The girls with the help of Deena’s brother, Josh (Benjamin Flores Jr.), who believes Shadyside’s murderous misfortunes come from an ancient witches curse, and her two best friends Kate (Julia Rehwald) and Simon (Fred Hechinger), will have to fight for their lives and hope to end the curse and to not succumb to the same fate as many other residents of Shadyside.
It has that Stranger Things adventure element to it. Albeit much darker and certainly aimed more towards adults. But the sensation of these teens bonding through an extreme and life-threatening scenario feels rather familiar as of recent. Its played off very well here though and doesn’t feel like it’s underplaying its adult themes or suffer from any tonal inconsistences.

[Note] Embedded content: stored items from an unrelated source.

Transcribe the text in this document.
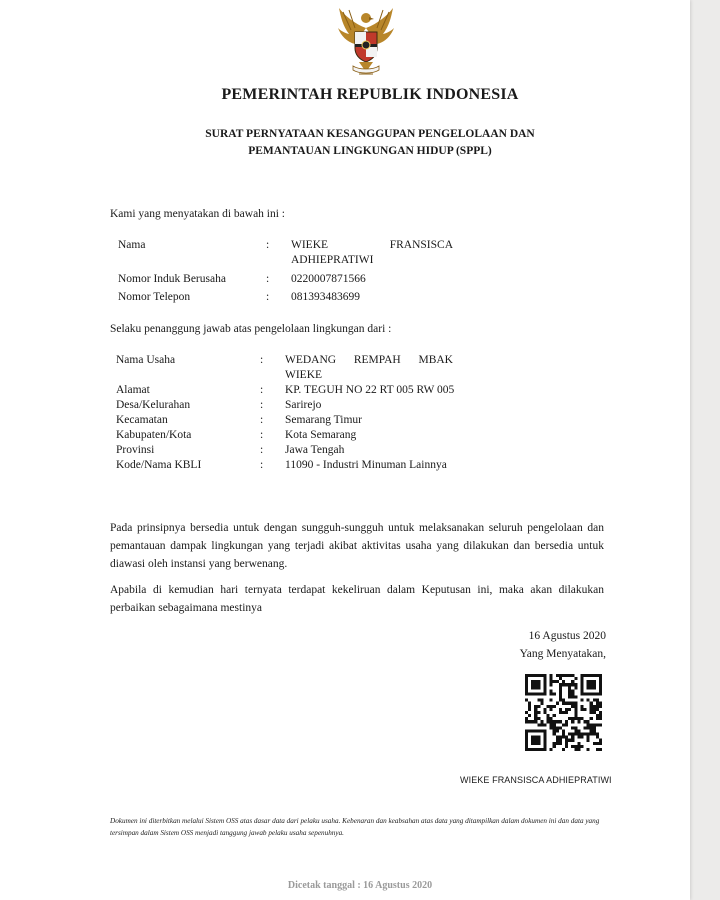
PEMERINTAH REPUBLIK INDONESIA
SURAT PERNYATAAN KESANGGUPAN PENGELOLAAN DAN
PEMANTAUAN LINGKUNGAN HIDUP (SPPL)
Kami yang menyatakan di bawah ini :
Nama	: WIEKE FRANSISCA
ADHIEPRATIWI
Nomor Induk Berusaha	: 0220007871566
Nomor Telepon	: 081393483699
Selaku penanggung jawab atas pengelolaan lingkungan dari :
Nama Usaha	: WEDANG REMPAH MBAK
WIEKE
Alamat	: KP. TEGUH NO 22 RT 005 RW 005
Desa/Kelurahan	: Sarirejo
Kecamatan	: Semarang Timur
Kabupaten/Kota	: Kota Semarang
Provinsi	: Jawa Tengah
Kode/Nama KBLI	: 11090 - Industri Minuman Lainnya
Pada prinsipnya bersedia untuk dengan sungguh-sungguh untuk melaksanakan seluruh pengelolaan dan pemantauan dampak lingkungan yang terjadi akibat aktivitas usaha yang dilakukan dan bersedia untuk diawasi oleh instansi yang berwenang.
Apabila di kemudian hari ternyata terdapat kekeliruan dalam Keputusan ini, maka akan dilakukan perbaikan sebagaimana mestinya
16 Agustus 2020
Yang Menyatakan,
WIEKE FRANSISCA ADHIEPRATIWI
Dokumen ini diterbitkan melalui Sistem OSS atas dasar data dari pelaku usaha. Kebenaran dan keabsahan atas data yang ditampilkan dalam dokumen ini dan data yang tersimpan dalam Sistem OSS menjadi tanggung jawab pelaku usaha sepenuhnya.
Dicetak tanggal : 16 Agustus 2020
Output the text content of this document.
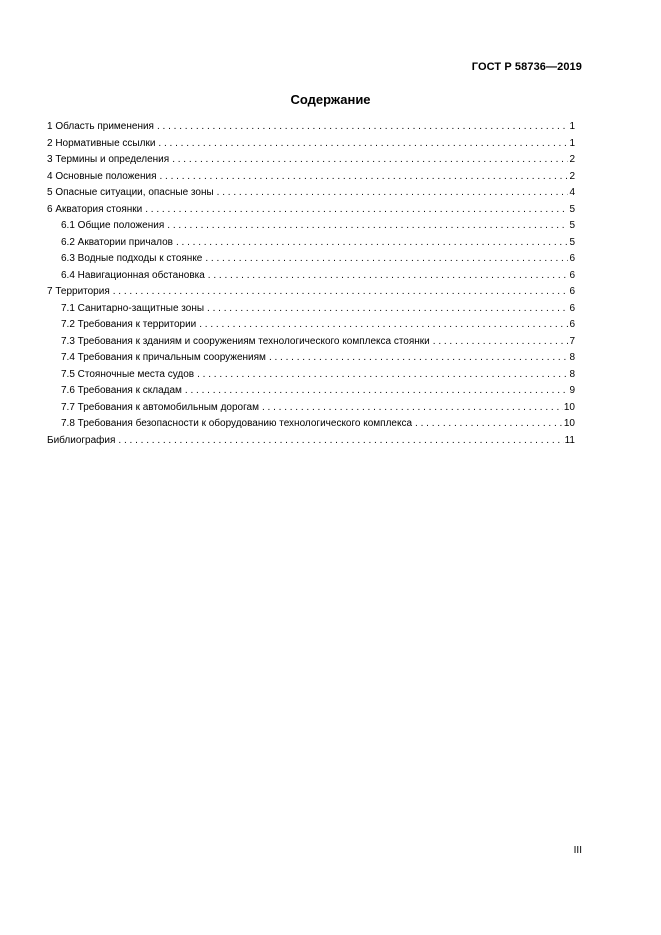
ГОСТ Р 58736—2019
Содержание
1 Область применения . . .	1
2 Нормативные ссылки . . .	1
3 Термины и определения . . .	2
4 Основные положения . . .	2
5 Опасные ситуации, опасные зоны . . .	4
6 Акватория стоянки . . .	5
6.1 Общие положения . . .	5
6.2 Акватории причалов . . .	5
6.3 Водные подходы к стоянке . . .	6
6.4 Навигационная обстановка . . .	6
7 Территория . . .	6
7.1 Санитарно-защитные зоны . . .	6
7.2 Требования к территории . . .	6
7.3 Требования к зданиям и сооружениям технологического комплекса стоянки . . .	7
7.4 Требования к причальным сооружениям . . .	8
7.5 Стояночные места судов . . .	8
7.6 Требования к складам . . .	9
7.7 Требования к автомобильным дорогам . . .	10
7.8 Требования безопасности к оборудованию технологического комплекса . . .	10
Библиография . . .	11
III
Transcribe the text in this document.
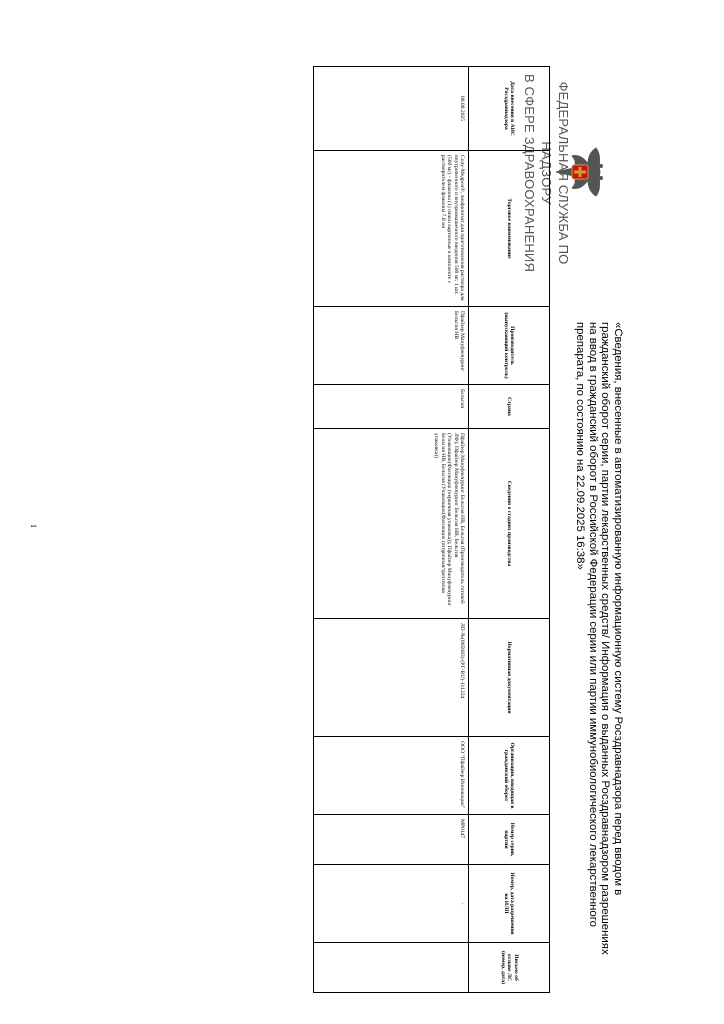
ФЕДЕРАЛЬНАЯ СЛУЖБА ПО НАДЗОРУ
В СФЕРЕ ЗДРАВООХРАНЕНИЯ
«Сведения, внесенные в автоматизированную информационную систему Росздравнадзора перед вводом в гражданский оборот серии, партии лекарственных средств/ Информация о выданных Росздравнадзором разрешениях на ввод в гражданский оборот в Российской Федерации серии или партии иммунобиологического лекарственного препарата, по состоянию на 22.09.2025 16:38»
Дата внесения в АИС Росздравнадзора	Торговое наименование	Производитель (выпускающий контроль)	Страна	Сведения о стадиях производства	Нормативная документация	Организация, вводящая в гражданский оборот	Номер серии, партии	Номер, дата разрешения на ИЛП	Письмо об отзыве ЛС (номер, дата)
08.08.2025	Солу-Медрол®, лиофилизат для приготовления раствора для внутривенного и внутримышечного введения 500 мг, 1 шт. (500 мг) - флаконы (1) пачки картонные в комплекте с растворителем флаконы 7.8 мл	Пфайзер Мануфэкчуринг Бельгия НВ	Бельгия	Пфайзер Мануфэкчуринг Бельгия НВ, Бельгия (Производитель готовой ЛФ); Пфайзер Мануфэкчуринг Бельгия НВ, Бельгия (Упаковщик(Фасовщик (первичная упаковка)); Пфайзер Мануфэкчуринг Бельгия НВ, Бельгия (Упаковщик(Фасовщик (вторичная/третичная упаковка))	ЛП-№(005683)-(РГ-RU)-111224	ООО "Пфайзер Инновации"	МР0147	-	
1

There’s nothing ultimately ground-breaking with our first entry into the Fear Street series. It takes plenty of inspiration from a handful of sources, but blends it wonderfully into something that is equal parts gruelling and entertaining without feeling like a complete mockery or rehash of what’s come before it.

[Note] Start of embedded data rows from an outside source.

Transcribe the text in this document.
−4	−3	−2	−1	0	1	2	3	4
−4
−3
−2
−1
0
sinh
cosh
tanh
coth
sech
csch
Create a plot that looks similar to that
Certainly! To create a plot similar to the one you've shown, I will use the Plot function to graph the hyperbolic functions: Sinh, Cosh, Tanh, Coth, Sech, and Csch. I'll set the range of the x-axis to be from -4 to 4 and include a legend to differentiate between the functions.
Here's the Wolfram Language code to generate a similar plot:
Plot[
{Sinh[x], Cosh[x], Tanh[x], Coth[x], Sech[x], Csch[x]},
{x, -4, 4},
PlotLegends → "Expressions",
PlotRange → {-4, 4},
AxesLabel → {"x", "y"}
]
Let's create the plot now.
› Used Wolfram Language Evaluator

At the front of it all is a thoroughly engaging and somewhat refreshing story that will continue to spill over into the next couple of instalments. There were some moments that didn’t work for me. It raised a few questions that I’m hoping will be answered in the following episodes, and perhaps a couple of narrative beats that just felt a little cheap in comparison to what the rest of the movie was going for. But all in all, a solid and narratively competent entry that could almost stand well enough on its own.
From its opening neon soaked mall location, to the lurking villains dressed in cliched Halloween attire and the music references to the likes of Radiohead and Cyprus Hill, Fear Street Part 1 is willing to remind you of its era at every turn. The type of references that would pass straight over the heads of the Gen Z’ers. For us millennials however, it’s like a fun little time capsule into our roots as music and horror movie fans, and a love letter to the slashers that helped carve a new fan base for horror lovers.

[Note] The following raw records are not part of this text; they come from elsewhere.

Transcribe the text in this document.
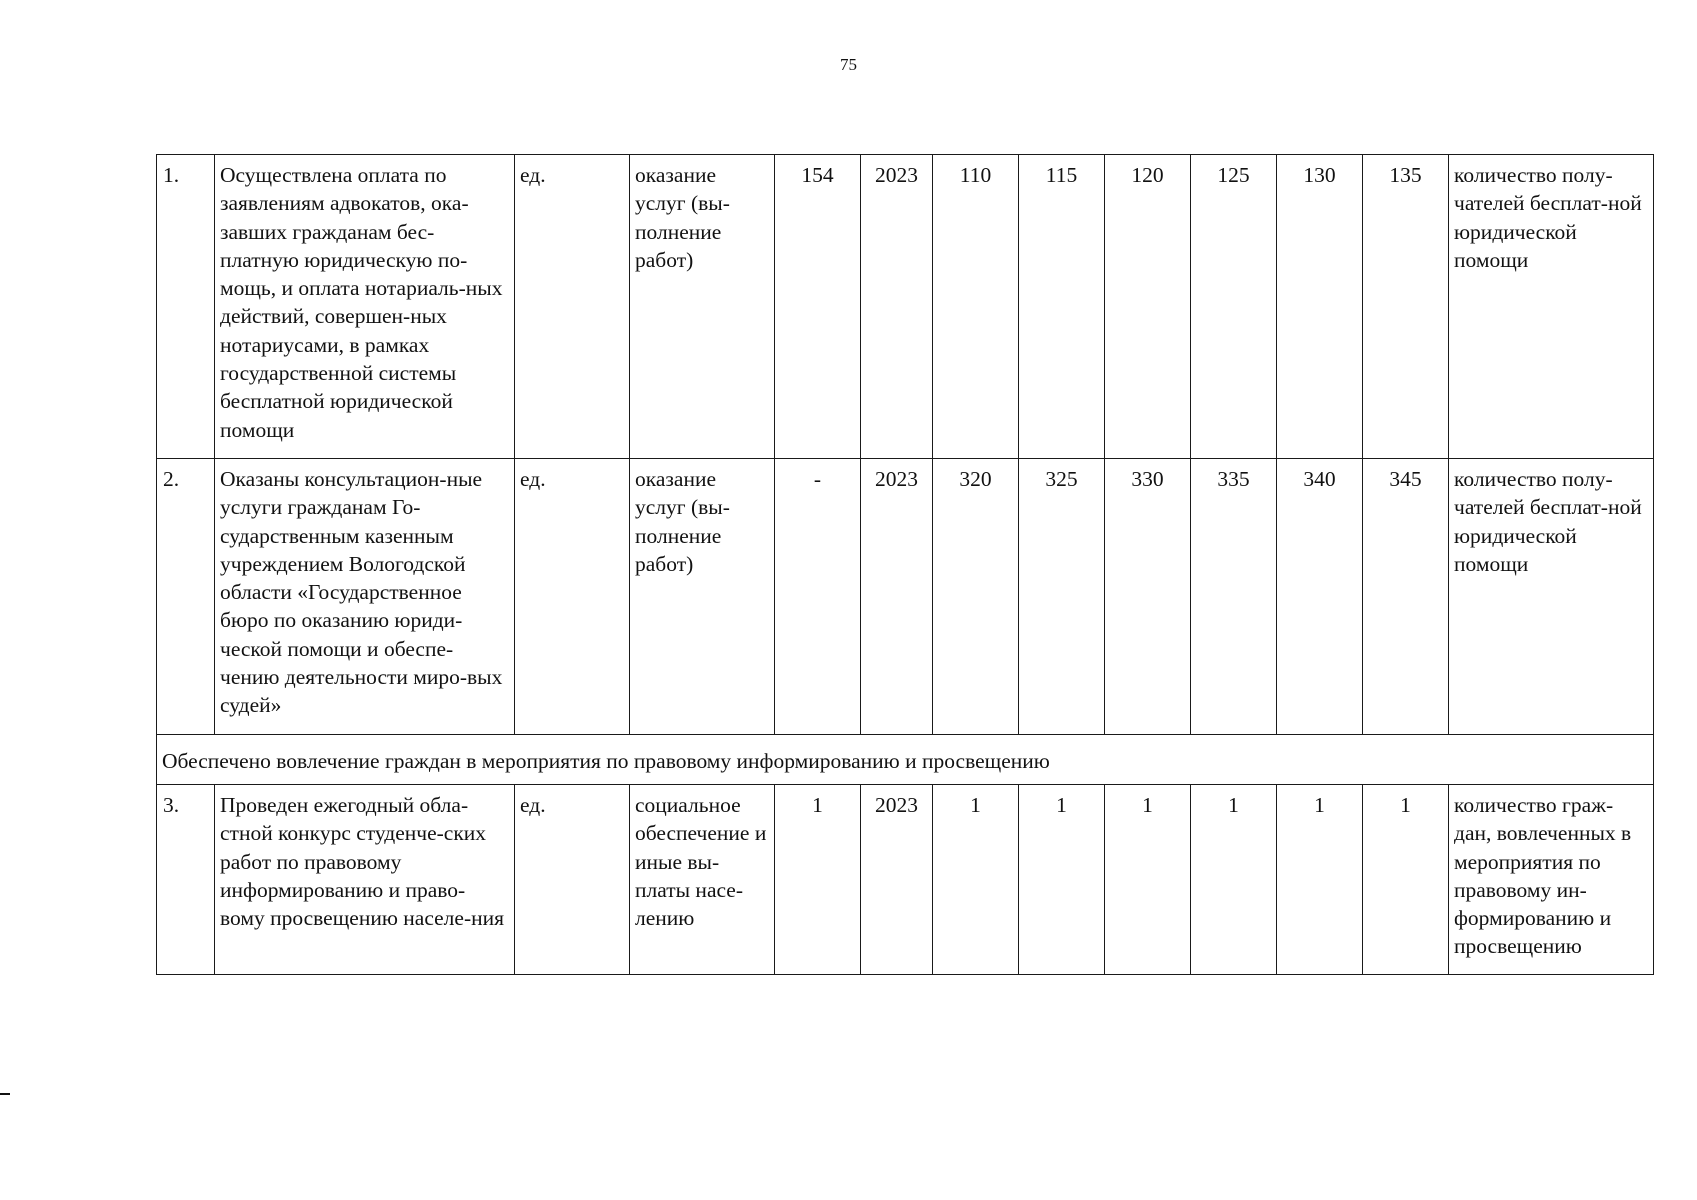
75
1.	Осуществлена оплата по заявлениям адвокатов, ока-завших гражданам бес-платную юридическую по-мощь, и оплата нотариаль-ных действий, совершен-ных нотариусами, в рамках государственной системы бесплатной юридической помощи	ед.	оказание услуг (вы-полнение работ)	154	2023	110	115	120	125	130	135	количество полу-чателей бесплат-ной юридической помощи
2.	Оказаны консультацион-ные услуги гражданам Го-сударственным казенным учреждением Вологодской области «Государственное бюро по оказанию юриди-ческой помощи и обеспе-чению деятельности миро-вых судей»	ед.	оказание услуг (вы-полнение работ)	-	2023	320	325	330	335	340	345	количество полу-чателей бесплат-ной юридической помощи
Обеспечено вовлечение граждан в мероприятия по правовому информированию и просвещению												
3.	Проведен ежегодный обла-стной конкурс студенче-ских работ по правовому информированию и право-вому просвещению населе-ния	ед.	социальное обеспечение и иные вы-платы насе-лению	1	2023	1	1	1	1	1	1	количество граж-дан, вовлеченных в мероприятия по правовому ин-формированию и просвещению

Director Leigh Janiak (who is also responsible for the second and third instalment releasing over the next couple of weeks) has crafted something rather special with her first outing. The gamble here is that with the two follow-ups already making their way to Netflix in the next couple of weeks, there was an awful lot riding on the success of part 1. Based on the overall reception of the movie thus far (and my own opinion), it is a gamble that could well and truly pay off.